08 de novembro de 2015 | 03h00
Por converter planejamento tributário em crime fiscal, suprimir direitos dos contribuintes e abrir caminho para o arbítrio fiscal, a exclusão desses dispositivos da MP 685 já era dada como certa nos meios empresariais. Entidades empresariais já haviam avisado que, se o Legislativo não os derrubasse, elas questionariam sua constitucionalidade no Supremo Tribunal Federal (STF). Sem esperar pela votação, o Partido Socialista Brasileiro (PSB) recorreu aos tribunais, alegando que essa MP viola três garantias fundamentais – o direito de defesa, o devido processo legal e a presunção de inocência. O PSB também afirmou que vários artigos da MP 685 tratam de matéria penal, o que é vedado a medidas provisórias.
Editada como parte do programa de ajuste fiscal lançado pelo ministro Joaquim Levy, a MP 685 foi concebida com o objetivo de reduzir o direito das empresas de questionar administrativamente autuações do Fisco e de obrigá-las a pagar impostos em litígio. Numa atitude desastrada, o Ministério da Fazenda divulgou, com o propósito de constrangê-las, os nomes das empresas que mais discutem seus débitos fiscais na esfera administrativa.
Por isso, a MP 685 foi mal recebida nos meios empresariais e jurídicos. Ao tentar defendê-la, o ministro da Fazenda alegou que, ao obrigar as empresas a justificar seu planejamento tributário e reduzir o questionamento administrativo das autuações das autoridades fiscais, o governo pretendia “gerar economia de recursos públicos em litígios desnecessários e demorados”. Também afirmou que o acesso ao planejamento tributário das empresas “oferece ao governo oportunidade de responder rapidamente aos riscos de arrecadação tributária por meio de fiscalização ou mudança na legislação”. E disse, ainda, que “inspirou-se” nas recomendações de organismos multilaterais, quando encomendou a redação da MP 685. Os argumentos de Levy eram tão carentes de fundamentação jurídica que um ministro do STF – Gilmar Mendes – os classificou como “falsas espertezas”.
Críticas semelhantes foram formuladas no Legislativo durante a votação da MP 685. “Elisão fiscal é prevista em lei e não é ilegal”, disse o deputado Bruno Covas (PSDB-SP), questionando os vícios de inconstitucionalidade da medida provisória. Até líderes da base aliada, como o deputado Ricardo Izar (PSD-SP), criticaram duramente o governo, reclamando que não se pode aumentar a receita tributária “asfixiando a população” por meio de expedientes fiscais imorais e ilegais. Líderes de partidos beneficiados na reforma ministerial feita por Dilma invocaram o mesmo argumento para liberar seus deputados para votar contra o arbítrio.
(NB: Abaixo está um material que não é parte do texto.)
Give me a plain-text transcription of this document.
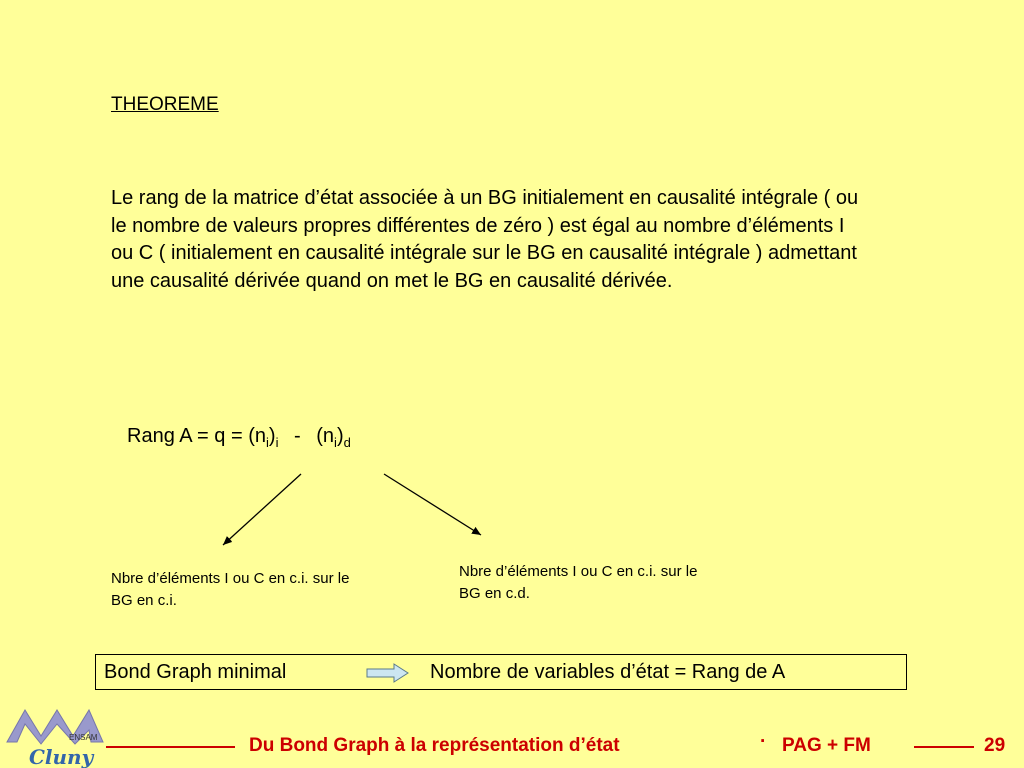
THEOREME
Le rang de la matrice d’état associée à un BG initialement en causalité intégrale ( ou le nombre de valeurs propres différentes de zéro ) est égal au nombre d’éléments I ou C ( initialement en causalité intégrale sur le BG en causalité intégrale ) admettant une causalité dérivée quand on met le BG en causalité dérivée.
Rang $A = q = (n_i)_i - (n_i)_d$
Nbre d’éléments I ou C en c.i. sur le BG en c.i.
Nbre d’éléments I ou C en c.i. sur le BG en c.d.
Bond Graph minimal	Nombre de variables d’état = Rang de A
ENSAM
Cluny	Du Bond Graph à la représentation d’état	· PAG + FM	29
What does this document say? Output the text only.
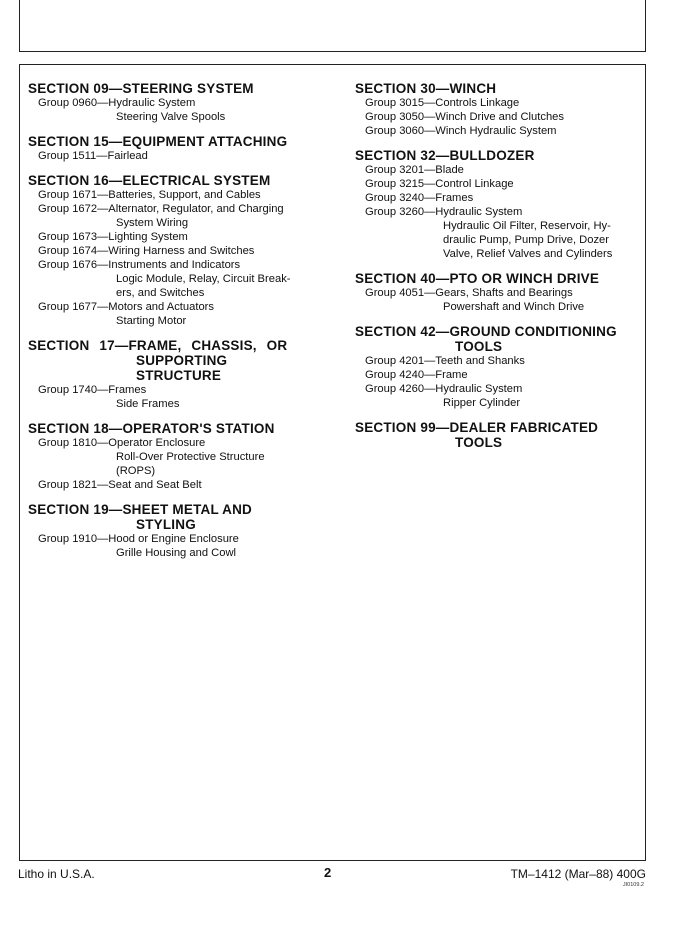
SECTION 09—STEERING SYSTEM

Group 0960—Hydraulic System
Steering Valve Spools

SECTION 15—EQUIPMENT ATTACHING

Group 1511—Fairlead

SECTION 16—ELECTRICAL SYSTEM

Group 1671—Batteries, Support, and Cables
Group 1672—Alternator, Regulator, and Charging
System Wiring
Group 1673—Lighting System
Group 1674—Wiring Harness and Switches
Group 1676—Instruments and Indicators
Logic Module, Relay, Circuit Break-
ers, and Switches
Group 1677—Motors and Actuators
Starting Motor

SECTION 17—FRAME, CHASSIS, OR
SUPPORTING
STRUCTURE

Group 1740—Frames
Side Frames

SECTION 18—OPERATOR'S STATION

Group 1810—Operator Enclosure
Roll-Over Protective Structure
(ROPS)
Group 1821—Seat and Seat Belt

SECTION 19—SHEET METAL AND
STYLING

Group 1910—Hood or Engine Enclosure
Grille Housing and Cowl

SECTION 30—WINCH

Group 3015—Controls Linkage
Group 3050—Winch Drive and Clutches
Group 3060—Winch Hydraulic System

SECTION 32—BULLDOZER

Group 3201—Blade
Group 3215—Control Linkage
Group 3240—Frames
Group 3260—Hydraulic System
Hydraulic Oil Filter, Reservoir, Hy-
draulic Pump, Pump Drive, Dozer
Valve, Relief Valves and Cylinders

SECTION 40—PTO OR WINCH DRIVE

Group 4051—Gears, Shafts and Bearings
Powershaft and Winch Drive

SECTION 42—GROUND CONDITIONING
TOOLS

Group 4201—Teeth and Shanks
Group 4240—Frame
Group 4260—Hydraulic System
Ripper Cylinder

SECTION 99—DEALER FABRICATED
TOOLS

Litho in U.S.A.	2	TM–1412 (Mar–88) 400G
JI0109.2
A derrota do governo mostra mais uma vez que, na democracia e no Estado de Direito, não dá para aumentar a arrecadação a qualquer preço como imaginou o ministro da Fazenda quando propôs que contribuintes fossem obrigados a expor seus procedimentos tributários e defendeu a tese de que eles podem ser punidos sem direito de se defender, uma vez que suas declarações poderiam ser tomadas como confissão pelo Fisco. Por mais que o governo precise aumentar a arrecadação para equilibrar suas contas, no Estado de Direito as autoridades fazendárias não podem mudar as regras do jogo conforme suas conveniências nem desprezar os direitos constitucionais dos contribuintes. Essa é a lição que as autoridades fazendárias precisavam aprender.